World Series notebook

October 18, 1990|By Ken Rosenthal | Ken Rosenthal,Evening Sun Staff

CINCINNATI -- If they're smart, the Oakland A's will start drafting every prospect named Hatcher. That way, maybe they can prevent another player with that surname from ruining their next World Series.

Two years ago, Mickey Hatcher went 7-for-19 in Los Angeles' shocking upset of the A's, hitting two-run homers in the first innings of Games 1 and 5 and finishing with five runs and five RBIs.

That, however, is nothing compared to the damage being inflicted in this World Series by Cincinnati's Billy, the only other Hatcher listed in the Baseball Encyclopedia.

Hatcher set a Series record with seven straight hits as the Reds won the first two games at Riverfront Stadium. He sparked last night's 5-4 victory in 10 innings by going 4-for-4 with two doubles and a triple.

The previous mark of six straight hits was shared by Leon "Goose" Goslin, who did it for the Washington Senators in 1924, and Thurman Munson, who did it for the New York Yankees against the Reds in 1976.

"Where's Hatch at?" Cincinnati's Eric Davis shouted, searching for his centerfielder in a joyous clubhouse. "I want to buy some of that stuff he's selling."

Can you blame him? Hatcher's two-game totals include 13 total bases, five runs, five extra-base hits and two walks. Great Rotisserie League numbers -- except this is the postseason.

Naturally, the first question to Hatcher in the post-game interview room was, "Is it that easy?" He replied, "It's not easy at all. Right now, things are just happening for me."

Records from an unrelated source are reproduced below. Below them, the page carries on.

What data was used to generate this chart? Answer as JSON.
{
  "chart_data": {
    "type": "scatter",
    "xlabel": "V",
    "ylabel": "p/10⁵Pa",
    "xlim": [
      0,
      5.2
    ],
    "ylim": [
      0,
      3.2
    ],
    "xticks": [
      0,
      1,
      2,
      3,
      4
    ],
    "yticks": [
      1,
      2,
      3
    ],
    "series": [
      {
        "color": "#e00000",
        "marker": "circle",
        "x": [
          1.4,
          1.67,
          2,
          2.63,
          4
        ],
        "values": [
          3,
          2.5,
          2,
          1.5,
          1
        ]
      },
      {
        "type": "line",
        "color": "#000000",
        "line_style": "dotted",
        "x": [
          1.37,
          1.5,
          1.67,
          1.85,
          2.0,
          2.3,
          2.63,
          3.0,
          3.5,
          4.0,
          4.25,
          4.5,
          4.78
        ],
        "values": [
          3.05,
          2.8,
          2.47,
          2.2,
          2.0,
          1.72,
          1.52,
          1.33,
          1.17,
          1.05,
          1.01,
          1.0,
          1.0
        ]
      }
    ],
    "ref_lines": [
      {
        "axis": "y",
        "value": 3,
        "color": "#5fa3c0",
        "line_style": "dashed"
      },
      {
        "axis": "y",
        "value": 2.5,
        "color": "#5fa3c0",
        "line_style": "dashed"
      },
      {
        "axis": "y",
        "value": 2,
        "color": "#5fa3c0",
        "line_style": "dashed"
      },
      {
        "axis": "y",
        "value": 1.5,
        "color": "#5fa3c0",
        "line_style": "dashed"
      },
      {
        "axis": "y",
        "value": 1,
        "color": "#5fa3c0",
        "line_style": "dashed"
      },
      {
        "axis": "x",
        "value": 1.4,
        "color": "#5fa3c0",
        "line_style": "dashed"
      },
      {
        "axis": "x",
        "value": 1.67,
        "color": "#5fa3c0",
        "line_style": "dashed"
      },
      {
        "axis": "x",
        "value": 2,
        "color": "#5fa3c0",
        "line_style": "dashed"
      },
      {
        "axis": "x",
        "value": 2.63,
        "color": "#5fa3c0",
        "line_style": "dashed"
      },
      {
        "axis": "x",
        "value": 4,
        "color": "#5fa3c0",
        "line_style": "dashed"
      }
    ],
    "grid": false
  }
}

The amazing thing is, Hatcher was nearly the goat last night. He got picked off first after leading off the fifth with a bunt single. And he failed to score from third on a fly to right by Davis with none out in the eighth.

Jose Canseco's throw sailed up the third-base line, and CBS showed Reds manager Lou Piniella cursing in the home dugout. Needless to say, Hatcher was relieved when Glenn Braggs scored him on a fielder's choice.

"Canseco has a good arm, but I made a mistake," Hatcher said. "He had to turn and throw. I gave him too much credit. Thank God we scored the run anyway."

Of course they did.

His name is Hatcher, isn't it?

* UNSUNG HERO AWARD: It goes to Cincinnati righthander Jack Armstrong, who pitched three scoreless innings after entering the game at the start of the fifth.

Armstrong (12-9, 3.42), who started for the NL in the All-Star Game, has been used sparingly the last two months because of a tender forearm. His last victory was Aug. 14, and he did not pitch in the playoffs.

Some observers believe he should have started over lefthander Danny Jackson last night. Armstrong is a hard thrower like Game 1 winner Jose Rijo, and virtually all of the A's power is on the right side.

"He had a shot to pitch well against Oakland," Piniella said. "He's got a fastball that rides and a sharp slider. I figured he would play a role for us, not as a starter, but out of the bullpen."

* LOOKING AHEAD: Oakland's Mike Moore will face Cincinnati's Tom Browning in Game 3 tomorrow, and then comes the rematch of Rijo and Dave Stewart in Game 4.

Rijo developed a blood blister on the middle finger of his right hand in the third inning Tuesday night. The blister could prove bothersome when he throws his slider, but he does not seem too worried.

Asked if he could pitch, Rijo said, "Hell, yeah. No problem. Piece of cake. When I'm out there throwing I try to forget about pain. I just think about what I have to do."

* RICKEY, RICKEY: The defensive play of the night was Rickey Henderson's leaping snow-cone catch on pinch hitter Todd Benzinger's drive to left in the ninth. Henderson got so excited, he showed the ball to the wall and pumped his fist.

But Rickey, what if the umpires checked your glove to make sure it wasn't oversized? "It wouldn't have made any difference," Henderson replied. "They challenged it the first day I got in the league."

Henderson also cut off a single by Chris Sabo in the sixth and threw him out at second. After going 3-for-5 in Game 1, he finished 1-for-4 with a walk, extending his postseason hitting streak to 14 games.

* AROUND THE HORN: A's manager Tony La Russa indicated he will use Harold Baines as his DH against Browning in Game 3. That could mean Willie McGee will sit until Game 5. His replacement in center, Dave Henderson, went 2-for-4 with a walk.

Banner headline in yesterday's Cincinnati Post: "Davis Stuns Goliath" . . . Game 1 was the first Series game played outside of California since Oct. 25, 1987, at Minnesota. Elapsed time: 1,088 days.